Infortunadamente no pudo acordarse de todos, pero sí recuerda que por su posición, muchos empleados de la línea media pensaban que él tenía información sobre lo que estaba sucediendo. Poco a poco se fue desgastando, pues insistió varias veces en las recomendaciones pero siempre recibió una respuesta del estilo: No nos pongamos a especular porque no sabemos qué va a pasar. Es mejor que las cosas se informen cuando ya estén claras. Si quieren hacemos una reunón, lo que sea, pero no es conveniente hacerlo ahora.
También recomendó, como alternativa, que al menos se les dijera eso de manera oficial, para que conservaran la calma y se concentraran más en sus labores. No se atrevieron.
Pasaron varios meses y el acuerdo finalmente se produjo. Se hizo la firma a puerta cerrada. Se emitió un escueto comunicado contando, en esencia, el nombre del nuevo dueño y la fecha en que tomarían posesión de la empresa. Nada aclaró la incertidumbre. La posición de los antiguos propietarios era, con cierta lógica, que serían los nuevos dueños quienes podrían explicar con certeza ´cuál sería el rumbo de la organización hacia el futuro.

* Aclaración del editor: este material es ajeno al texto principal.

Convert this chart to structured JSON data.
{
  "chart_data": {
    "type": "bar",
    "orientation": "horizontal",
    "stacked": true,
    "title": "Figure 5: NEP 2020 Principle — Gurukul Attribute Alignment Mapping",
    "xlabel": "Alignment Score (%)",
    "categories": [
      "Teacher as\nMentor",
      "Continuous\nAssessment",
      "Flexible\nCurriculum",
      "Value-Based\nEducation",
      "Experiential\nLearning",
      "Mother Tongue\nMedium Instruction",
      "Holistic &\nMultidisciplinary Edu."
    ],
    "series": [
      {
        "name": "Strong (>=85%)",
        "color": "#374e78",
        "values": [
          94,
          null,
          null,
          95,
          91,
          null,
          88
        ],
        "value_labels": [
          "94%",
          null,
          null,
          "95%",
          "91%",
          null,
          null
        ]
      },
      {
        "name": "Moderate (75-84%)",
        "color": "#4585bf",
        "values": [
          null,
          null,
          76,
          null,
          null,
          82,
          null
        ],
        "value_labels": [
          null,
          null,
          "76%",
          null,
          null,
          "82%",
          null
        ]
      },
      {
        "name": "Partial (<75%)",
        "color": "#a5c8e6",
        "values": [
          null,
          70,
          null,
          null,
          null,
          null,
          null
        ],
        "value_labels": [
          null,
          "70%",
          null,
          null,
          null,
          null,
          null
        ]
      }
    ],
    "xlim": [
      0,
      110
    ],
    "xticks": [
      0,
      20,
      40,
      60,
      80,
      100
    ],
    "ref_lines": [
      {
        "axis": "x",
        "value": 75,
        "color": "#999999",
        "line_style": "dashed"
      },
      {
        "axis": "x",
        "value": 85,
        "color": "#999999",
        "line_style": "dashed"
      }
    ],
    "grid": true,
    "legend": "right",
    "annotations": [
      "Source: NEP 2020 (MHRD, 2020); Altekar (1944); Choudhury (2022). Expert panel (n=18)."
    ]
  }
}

Pero el Dircom perdió el contacto con la nueva administración. En un mes sólo pudo hablar con un subdirector para explicarle la necesidad de definir algunas directrices de comunicación. No obstante, le respondieron que en ese momento la prioridad era hacer la valoración de la gestión de diferentes áreas de la empresa, y no comunicar cosas que, según él, tampoco estaban resueltas en ese instante.
Conclusión: en cerca de seis meses, la información oficial sobre un proceso que estaba en boca de cerca de 150 empleados, no pasó de un comunicado de dos párrafos.
Nuestro colega decidió en ese instante que su futuro profesional no tenía sentido en ese contexto. Y renunció. Por qué en pleno siglo XXI todavía contamos con ejecutivos y directivos temerosos, ambiguos, faltos de transparencia, que creen que sus empleados NO NECESITAN información para estar en la empresa en un momento de transición?